“Data can either be useful or perfectly anonymous but never both.” – Paul Ohm
Privacy and data collection go together like peanut butter and jelly, but in the world of big data, it’s becoming increasingly difficult to work with anonymous data without crossing a privacy line. So what’s a business supposed to do? Steve Touw offers some insights into how organizations can honor privacy without rendering data useless in his talk Privacy and Machine Learning: Peanut Butter and Jelly.
Not So Anonymous
Gawker ran an article recently outlining how much celebrities tipped their taxis using supposedly anonymous data. The problem is that linking data together often causes broken privacy. In the case of the taxis, the media was able to link picture information to anonymized government data to build a picture that broke those celebrities’ privacy.
So what do you do? The case for more privacy initiatives.
If you hide all the data from taxis (name, date, medallion, pickup time, etc.) the data becomes useless. You don’t know how much data the other party knows, so hiding identifiers is difficult. In reality, this is why privacy across data is important even in small businesses that don’t carry sensitive information. Each new piece of information is one step closer to revealing identities.
The amount of data out there, whether from anonymous sources such as New York taxi data to the data we willingly give (social media for example), makes these types of link attacks easier and more common. Newer compliance such as GDPR has tightened restrictions used to directly or indirectly identify EU citizens. Other regulations are growing.

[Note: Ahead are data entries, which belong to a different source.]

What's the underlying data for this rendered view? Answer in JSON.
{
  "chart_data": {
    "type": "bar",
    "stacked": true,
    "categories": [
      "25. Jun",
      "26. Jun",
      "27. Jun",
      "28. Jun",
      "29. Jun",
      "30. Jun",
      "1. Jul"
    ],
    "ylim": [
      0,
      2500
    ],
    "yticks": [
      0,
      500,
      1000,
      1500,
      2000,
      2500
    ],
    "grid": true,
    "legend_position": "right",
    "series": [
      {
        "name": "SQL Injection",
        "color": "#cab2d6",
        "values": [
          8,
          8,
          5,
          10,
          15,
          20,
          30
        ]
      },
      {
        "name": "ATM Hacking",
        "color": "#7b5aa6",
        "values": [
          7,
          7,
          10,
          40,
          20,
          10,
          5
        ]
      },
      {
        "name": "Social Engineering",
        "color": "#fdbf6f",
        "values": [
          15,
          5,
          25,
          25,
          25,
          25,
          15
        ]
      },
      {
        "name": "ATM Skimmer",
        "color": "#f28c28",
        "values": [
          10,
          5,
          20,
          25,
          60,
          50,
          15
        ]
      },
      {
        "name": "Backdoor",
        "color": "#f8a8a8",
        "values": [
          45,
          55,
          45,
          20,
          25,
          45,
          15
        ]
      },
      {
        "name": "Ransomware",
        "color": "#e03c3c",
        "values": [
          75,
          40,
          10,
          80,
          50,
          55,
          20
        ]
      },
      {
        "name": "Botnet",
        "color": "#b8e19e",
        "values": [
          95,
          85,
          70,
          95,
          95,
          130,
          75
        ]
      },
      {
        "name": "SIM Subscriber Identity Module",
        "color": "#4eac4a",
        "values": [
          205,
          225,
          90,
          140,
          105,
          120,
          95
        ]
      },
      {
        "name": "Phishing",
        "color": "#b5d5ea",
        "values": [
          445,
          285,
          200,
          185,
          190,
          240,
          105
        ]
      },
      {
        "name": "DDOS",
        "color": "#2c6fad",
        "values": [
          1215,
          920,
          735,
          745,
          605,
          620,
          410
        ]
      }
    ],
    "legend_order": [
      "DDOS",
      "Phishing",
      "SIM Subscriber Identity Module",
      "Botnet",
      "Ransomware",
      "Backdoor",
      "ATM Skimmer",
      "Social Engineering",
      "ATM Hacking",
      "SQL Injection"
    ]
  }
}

- Are you using personal data beyond the scope of what they expect?
- Are you confining your data crawl only to what’s necessary for decision making?
- Do you understand what data was used to train your models?
The regulations may seem scary, but baking these types of precautions in your data can create a better environment all around, one that doesn’t put you in danger of violating regulations or your customers’ civil liberties.
The Right To Privacy
At the turn of the century, an invasion of privacy centered around photographs. Today, we accept being observed for the most part, but being identified is a serious issue. Even further, the future of privacy enforcement is going to be how your data is used rather than be collected. The observation is already there, and we can’t do much about it. We can direct how our data can be used, including used against us.
Considering these three questions center around how you’re using your customer’s data and better preserves what we understand about privacy now. Now, there are ways to mask data without removing the usefulness of the data.
Ways To Mask Data
Masking your data without removing the utility involves working around common issues.
Differential Privacy: One way to handle these privacy issues is to perform something called Differential Privacy. Adding noise to the data gives someone a way to deny information about them without actually removing that information. It’s both utility and some anonymity. If the query is too sensitive, you just don’t respond at all.
Private Aggregation of Teacher Ensembles (PATE): Instead of sampling data, you use an ensemble of models. Each ensemble is trained on exclusive data, and so it adds a little noise to each query. If the query isn’t evenly split, just like the differential privacy initiatives, it doesn’t respond.
Understanding Your Data Models
Two errors in risk make privacy a harder issue. At the input layer, regulating data itself is part of privacy. Remember, the data can only be used in a way that the user consented, and it must be relevant to the question. Once a model is in production, you need to understand the data going into it because once policy changes, you’re on the hook whether you understand the data or not.
Your input level needs visibility to understand consent for data. Mechanisms should be in place to control who sees data, how they see it, and how that data is used. Data doesn’t have to be rendered completely useless, but the more your organization understands the type of data involved, the more compliant you’ll be as regulations evolve and our understanding of privacy changes and privacy initiatives.
Privacy and Your Data
The point of data is to find insight, but spending time upfront protecting privacy and setting controls for using data is a worthy start to continuing to glean the kind of insights you need from big data without violating privacy.
We can’t do anything about where our data is collected. Generally, we all know our data is being harvested, but we’re demanding greater control over how our data is used, putting the onus on organizations collecting the data to begin initiatives for compliance.
At the end of the day, it’s a collaboration between data scientists, the IT folks, and the pressure for compliance. These three factors drive compliance and adoption of new forms of privacy. Reducing the risk is paramount to moving forward with big data for business and organizations. It’s time for more innovative privacy initiatives!